Step 6: Remove from the heat and temper the beaten eggs by slowly adding a little amount of the hot mixture at a time, whisking constantly.

Step 7: When the egg temperature is brought up, add the mixture to the saucepan, whisking continuously.

Step 8: To this, add pure vanilla extract, ground cinnamon, freshly ground nutmeg and the reserved bourbon. Whisk the ingredients until nicely blended and set aside.

Step 9: Add half of the bread cubes to the prepared baking dish and half of the soaked raisins; repeat the layers.

Step 10: Pour over half of the custard. Press down gently with clean hands to compact the bread mixture before pouring the rest of the custard over.

Step 11: Transfer the casserole to the preheated oven and bake for 40 minutes.

Step 12: About 25 to 30 minutes through cooking, cover with foil to prevent the top from getting too dark; continue baking for the remaining time.

  • Bourbon sauce:

Step 1: While the pudding is baking, make the sauce. In a small saucepan over medium heat, melt butter before adding flour; whisk constantly for 2 minutes.

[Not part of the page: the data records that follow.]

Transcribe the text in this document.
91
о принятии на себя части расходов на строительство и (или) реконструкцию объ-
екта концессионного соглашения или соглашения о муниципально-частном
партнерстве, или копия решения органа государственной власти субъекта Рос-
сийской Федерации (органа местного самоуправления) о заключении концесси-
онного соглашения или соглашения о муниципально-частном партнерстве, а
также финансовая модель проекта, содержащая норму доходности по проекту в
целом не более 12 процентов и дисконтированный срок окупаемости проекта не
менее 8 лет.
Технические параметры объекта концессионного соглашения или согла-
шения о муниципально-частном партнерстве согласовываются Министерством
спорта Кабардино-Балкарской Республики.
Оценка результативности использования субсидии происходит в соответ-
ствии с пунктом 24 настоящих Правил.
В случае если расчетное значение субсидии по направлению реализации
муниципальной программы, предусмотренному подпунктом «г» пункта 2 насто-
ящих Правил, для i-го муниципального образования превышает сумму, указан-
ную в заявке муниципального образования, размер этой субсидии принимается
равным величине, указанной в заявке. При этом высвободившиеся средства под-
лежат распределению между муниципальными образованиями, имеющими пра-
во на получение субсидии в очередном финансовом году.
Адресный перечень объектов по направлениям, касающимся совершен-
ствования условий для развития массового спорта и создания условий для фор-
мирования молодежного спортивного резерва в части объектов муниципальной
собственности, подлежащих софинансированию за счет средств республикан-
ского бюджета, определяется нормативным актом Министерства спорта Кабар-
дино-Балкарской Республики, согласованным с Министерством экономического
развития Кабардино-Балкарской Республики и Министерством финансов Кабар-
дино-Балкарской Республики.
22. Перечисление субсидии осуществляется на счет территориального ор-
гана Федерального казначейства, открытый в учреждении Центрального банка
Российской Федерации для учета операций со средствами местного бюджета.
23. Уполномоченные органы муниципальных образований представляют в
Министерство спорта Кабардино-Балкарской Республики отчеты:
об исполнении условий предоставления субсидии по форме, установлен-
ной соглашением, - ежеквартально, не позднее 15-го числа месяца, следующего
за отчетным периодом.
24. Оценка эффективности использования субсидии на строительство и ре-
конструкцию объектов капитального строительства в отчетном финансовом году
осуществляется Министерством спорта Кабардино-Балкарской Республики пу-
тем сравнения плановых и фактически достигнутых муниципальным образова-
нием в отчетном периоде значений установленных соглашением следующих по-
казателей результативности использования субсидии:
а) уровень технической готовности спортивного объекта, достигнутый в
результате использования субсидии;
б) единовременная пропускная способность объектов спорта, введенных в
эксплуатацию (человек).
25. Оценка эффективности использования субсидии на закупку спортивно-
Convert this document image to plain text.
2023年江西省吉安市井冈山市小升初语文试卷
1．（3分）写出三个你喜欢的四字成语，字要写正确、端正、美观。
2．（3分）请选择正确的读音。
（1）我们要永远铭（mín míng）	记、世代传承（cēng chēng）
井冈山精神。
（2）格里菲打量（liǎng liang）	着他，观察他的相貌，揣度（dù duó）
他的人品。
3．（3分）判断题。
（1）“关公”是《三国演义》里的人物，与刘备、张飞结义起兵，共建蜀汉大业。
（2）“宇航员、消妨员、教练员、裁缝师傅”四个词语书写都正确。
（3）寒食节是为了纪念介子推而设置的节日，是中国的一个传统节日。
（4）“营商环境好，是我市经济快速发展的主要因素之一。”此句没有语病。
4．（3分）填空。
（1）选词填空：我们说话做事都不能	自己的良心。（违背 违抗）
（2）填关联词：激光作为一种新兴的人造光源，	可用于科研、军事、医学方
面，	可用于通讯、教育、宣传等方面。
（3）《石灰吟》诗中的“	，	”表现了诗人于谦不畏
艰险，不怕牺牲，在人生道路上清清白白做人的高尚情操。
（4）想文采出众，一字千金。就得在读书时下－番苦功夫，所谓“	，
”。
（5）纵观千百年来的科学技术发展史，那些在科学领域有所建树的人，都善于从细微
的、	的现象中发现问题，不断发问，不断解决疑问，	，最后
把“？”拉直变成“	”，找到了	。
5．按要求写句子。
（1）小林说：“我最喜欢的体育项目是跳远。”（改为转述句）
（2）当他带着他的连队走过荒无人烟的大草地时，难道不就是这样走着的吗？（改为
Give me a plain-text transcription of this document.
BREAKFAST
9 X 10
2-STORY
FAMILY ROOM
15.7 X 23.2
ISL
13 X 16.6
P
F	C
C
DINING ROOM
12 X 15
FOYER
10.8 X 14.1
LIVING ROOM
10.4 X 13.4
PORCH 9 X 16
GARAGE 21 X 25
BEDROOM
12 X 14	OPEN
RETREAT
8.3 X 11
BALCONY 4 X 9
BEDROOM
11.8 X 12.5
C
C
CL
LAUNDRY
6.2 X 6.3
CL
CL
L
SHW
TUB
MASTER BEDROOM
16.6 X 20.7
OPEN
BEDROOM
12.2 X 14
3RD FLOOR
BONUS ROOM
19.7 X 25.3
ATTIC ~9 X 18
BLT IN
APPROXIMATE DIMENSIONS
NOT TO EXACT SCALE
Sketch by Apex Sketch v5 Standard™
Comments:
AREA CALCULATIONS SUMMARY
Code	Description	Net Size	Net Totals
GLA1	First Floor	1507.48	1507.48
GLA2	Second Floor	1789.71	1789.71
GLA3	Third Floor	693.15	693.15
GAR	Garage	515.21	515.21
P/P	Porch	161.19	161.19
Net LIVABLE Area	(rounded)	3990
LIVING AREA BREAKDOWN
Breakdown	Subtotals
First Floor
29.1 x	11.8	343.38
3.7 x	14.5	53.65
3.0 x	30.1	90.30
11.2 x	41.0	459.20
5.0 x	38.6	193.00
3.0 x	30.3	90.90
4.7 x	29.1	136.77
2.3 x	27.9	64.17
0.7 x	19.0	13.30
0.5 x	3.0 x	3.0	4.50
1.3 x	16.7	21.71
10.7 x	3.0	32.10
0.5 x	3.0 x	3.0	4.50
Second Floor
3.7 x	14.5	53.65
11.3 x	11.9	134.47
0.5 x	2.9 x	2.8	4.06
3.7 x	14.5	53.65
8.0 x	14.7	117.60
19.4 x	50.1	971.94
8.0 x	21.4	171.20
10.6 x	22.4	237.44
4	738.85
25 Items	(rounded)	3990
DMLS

Step 2: Pour in a small amount of milk while whisking continuously and continue adding until it’s all in and the mixture is smooth without any lumps; whisk for 2 minutes.

Step 3: Add sugar, bourbon and ground sea salt. Whisk constantly for 2 to 3 minutes.

Step 4: Remove bread pudding from the heat and sprinkle on confectioners’ sugar. Serve warm with a generous spoonful of hot bourbon sauce.